Специфическими объектами религиозных идей оказались при этом сущности с одним общим для них свойством — «священностью». Сущности, с которыми обычно имеют дело теории религии, — это, главным образом, сущности «воображаемые»: бог, дух и пр. Но Дюркгейм показал, что это свойство присуще и более широкой группе конкретных объектов, а также действий лиц в определенных обстоятельствах и т.д. Возникает, следовательно, вопрос: что же действительно общего между всеми этими священными предметами, что сообщает им это общее свойство святости? Раньше пытались найти источник внутри самих предметов.

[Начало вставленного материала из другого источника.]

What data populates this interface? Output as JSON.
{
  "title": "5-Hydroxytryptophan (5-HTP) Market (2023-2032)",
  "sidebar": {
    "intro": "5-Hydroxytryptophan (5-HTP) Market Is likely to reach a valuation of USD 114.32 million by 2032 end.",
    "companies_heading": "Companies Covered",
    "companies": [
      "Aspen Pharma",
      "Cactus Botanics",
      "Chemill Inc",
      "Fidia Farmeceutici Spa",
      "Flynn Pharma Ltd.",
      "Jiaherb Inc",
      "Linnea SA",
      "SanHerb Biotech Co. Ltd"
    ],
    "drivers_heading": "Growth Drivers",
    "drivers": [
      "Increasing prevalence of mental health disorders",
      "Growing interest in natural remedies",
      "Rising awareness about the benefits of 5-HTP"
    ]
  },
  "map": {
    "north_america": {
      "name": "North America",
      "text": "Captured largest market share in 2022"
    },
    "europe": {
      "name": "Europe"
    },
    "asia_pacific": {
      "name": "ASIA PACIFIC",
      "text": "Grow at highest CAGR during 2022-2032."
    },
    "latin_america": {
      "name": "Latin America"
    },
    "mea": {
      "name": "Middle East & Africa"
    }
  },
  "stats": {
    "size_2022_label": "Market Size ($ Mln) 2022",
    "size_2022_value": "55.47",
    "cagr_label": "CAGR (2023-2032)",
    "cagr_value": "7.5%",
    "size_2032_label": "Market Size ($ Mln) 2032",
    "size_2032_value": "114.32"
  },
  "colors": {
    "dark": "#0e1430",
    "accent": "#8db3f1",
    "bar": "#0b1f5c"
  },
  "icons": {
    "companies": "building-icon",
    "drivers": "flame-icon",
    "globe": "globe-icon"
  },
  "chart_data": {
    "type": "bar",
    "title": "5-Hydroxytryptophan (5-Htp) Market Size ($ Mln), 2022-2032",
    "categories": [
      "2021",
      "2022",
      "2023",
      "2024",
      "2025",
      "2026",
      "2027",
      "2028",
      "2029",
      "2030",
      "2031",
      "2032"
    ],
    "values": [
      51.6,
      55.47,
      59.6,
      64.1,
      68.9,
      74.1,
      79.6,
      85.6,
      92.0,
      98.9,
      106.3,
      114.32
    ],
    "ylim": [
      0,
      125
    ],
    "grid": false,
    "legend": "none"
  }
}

Дюркгейм идет совершенно иным путем. Единственное свойство, общее всем этим предметам, — святость, и она вообще не связана с их внутренними свойствами, они обладают ею только благодаря определенному отношению к ним — отношению «почитания». Если это верно, то человек чтит не священные вещи сами по себе, а нечто связанное с ними и вызывающее в человеке чувство почтения. Что же это в таком случае за связь? Ее невозможно вывести из внутренних свойств священной вещи, ибо она символична. Священные вещи священны потому, что они есть символы, с общим для них символическим отношением к источнику святости. Это символическое отношение было чем-то совершенно новым в теории действия14. 14 Впервые эта связь обозначилась в анализе у Парето, но она не рассматривалась им явным образом в систематически-теоретическом контексте.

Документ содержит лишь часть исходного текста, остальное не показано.